Showtime by Chloe Kayne.
Published: September 20, 2012.
Source: Received e-copy from author in exchange for a fair and honest review.
The grandeur of the traveling circus is at its peak in the early 1920s when sixteen-year-old Laila Vilonia is searching for an escape from her bleak future. Behind the gates of the legendary Marvelle Circus, she is thrust into a mysterious world she never knew existed—a paradise populated with outcasts. It’s in this glamorous new home that Laila sparks a controversial romance with notorious sideshow performer, "The Disappearing Man," and learns just how dangerous her new life can be.
Touring the picturesque eastern coast of America, Laila’s immersed in friendship, vaudeville, festivals, sequins, and serial killers. But behind the curtain, a sadistic plan is brewing that will crack the very foundation upon which she’s become so dependent.
I was really intrigued by the idea of this one so when Chloe Kayne offered to send me a copy for review I was very excited. While I think this book has a lot to offer, I don't think it was right for me. There were different aspects of the novel that didn't work for me, however I don't think they made it a bad book. Just personal preference on this one. I truly this the story presented here could potentially appeal to a lot of readers, I'm just the wrong one.
Laila Vilonia begins her life at the circus very quickly, throwing readers right into what is a fairly quick paced story which is great for keeping the plot from lulling. She spends some time finishing school on the circus grounds along with her roommates, who become good friends of hers. I enjoyed having them around because Laila worried constantly about the troubled mother she abandoned for the circus and having these friends around gave me hope that she would find a new, healthier family. When she finally gets the opportunity to participate in the circus' shows, I felt the story gained more direction, which was great. However I also noticed a little more inconsistency once this part began because one day Laila was pretty terrible in her new role, but the next she had improved drastically. While impressive, I found it a bit too unrealistic to really get into it. It wasn't a huge deal though because there was a lot of drama going on in the plot to keep the reader's attention. This was kind of hit and miss for me, but I did like that it lent the plot some direction, the lack of which seemed to be an issue that cropped up occasionally for me.

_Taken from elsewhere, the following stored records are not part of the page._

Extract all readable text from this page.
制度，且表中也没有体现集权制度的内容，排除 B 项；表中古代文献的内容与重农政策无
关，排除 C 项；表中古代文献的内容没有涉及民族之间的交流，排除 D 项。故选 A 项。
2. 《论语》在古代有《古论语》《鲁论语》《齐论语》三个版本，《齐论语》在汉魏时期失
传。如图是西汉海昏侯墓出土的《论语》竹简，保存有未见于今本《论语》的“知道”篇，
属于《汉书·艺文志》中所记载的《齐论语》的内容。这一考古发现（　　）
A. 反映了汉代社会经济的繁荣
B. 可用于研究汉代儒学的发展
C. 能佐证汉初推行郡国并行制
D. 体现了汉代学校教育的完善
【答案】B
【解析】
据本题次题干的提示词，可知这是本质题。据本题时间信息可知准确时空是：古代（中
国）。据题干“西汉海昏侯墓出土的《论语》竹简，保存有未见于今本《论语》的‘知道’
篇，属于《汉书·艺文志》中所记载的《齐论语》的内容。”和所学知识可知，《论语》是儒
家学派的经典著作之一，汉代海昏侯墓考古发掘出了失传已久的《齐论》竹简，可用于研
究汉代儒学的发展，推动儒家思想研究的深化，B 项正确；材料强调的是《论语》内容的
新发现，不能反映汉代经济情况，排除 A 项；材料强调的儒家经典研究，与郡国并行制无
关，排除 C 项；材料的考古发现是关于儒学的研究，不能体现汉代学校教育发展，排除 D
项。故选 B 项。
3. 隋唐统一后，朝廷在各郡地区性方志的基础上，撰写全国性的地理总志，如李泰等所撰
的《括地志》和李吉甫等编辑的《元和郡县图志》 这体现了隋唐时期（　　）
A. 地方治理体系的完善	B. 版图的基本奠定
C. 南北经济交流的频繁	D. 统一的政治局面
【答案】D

As for the girl at the center of the story herself, I found myself often torn on the character of Laila. There were times I enjoyed her sense of humor and her interactions with her new circus friends, but there were other times I felt she was really rude and closed off to anyone outside her small group. This being despite her hating the way everyone treats the circus-pariah-turned-Laila's-bf, Dex (who actually has a reason to be disliked). She defends him to no end without even understanding why the rest of the circus dislikes him, yet takes quite the attitude with other performers for no real reason. That was a little frustrating to me. I can see, though, how that can happen with a teenage girl, so it may not get the same reaction out of other readers.
On the topic of Dex... Oh, Dex. I feel like a lot of readers will fall in love with Dex. He is mysterious and brooding and apparently very handsome, even winning Laila's affections over her friend James (who almost every other girl in the circus seems to lust after) and a few other guys. He is set up as the dark hottie that is a fan favourite in paranormal novels, so I think he has the potential to be a popular love interest for readers. I personally just didn't understand the fascination with him. I am almost never the one that goes for the troubled and/or bad boys. In Brodi Ashton's Everneath series, I like Jack over Cole. In Tahereh Mafi's Shatter Me, I like Adam over Warner. I'm a sucker for the good-boy-next-door. So I just didn't fall for Dex like I didn't fall for Cole or Warner. I also didn't understand where Laila's obsession with him came from; I wanted more development in that aspect. I was not intrigued in him like she was because I didn't see where she got it, however I don't doubt that there are many people who will be intrigued and would swoon for Dex!
One of the things I noticed that I wasn't crazy about is how this book is set in the early 1920s (even says so in the blurb), yet I didn't feel much of the historical setting come through at all. I was disappointed by this as I am a huge lover of history and was hoping to have that as part of the setting. I do think, though, that that is something that non-history lovers won't notice and may even actually appreciate, as I know that some people feel that history can get in the way of or bog down the story. It doesn't in this case, so many of you may actually enjoy that. I also noticed that Chloe Kayne has a way with words and some sections of the book I enjoyed purely for her writing, but I think a good editor would have made that truly shine throughout the novel as there were words misused or out of place, and some unnecessary repetition.
All in all, this was not a bad book. It had an interesting story and a lot of drama. I just wasn't a big fan of the characters and felt like some aspects were missing. These things were largely subjective, though, so though it wasn't for me, I'm sure there are others who would enjoy it more!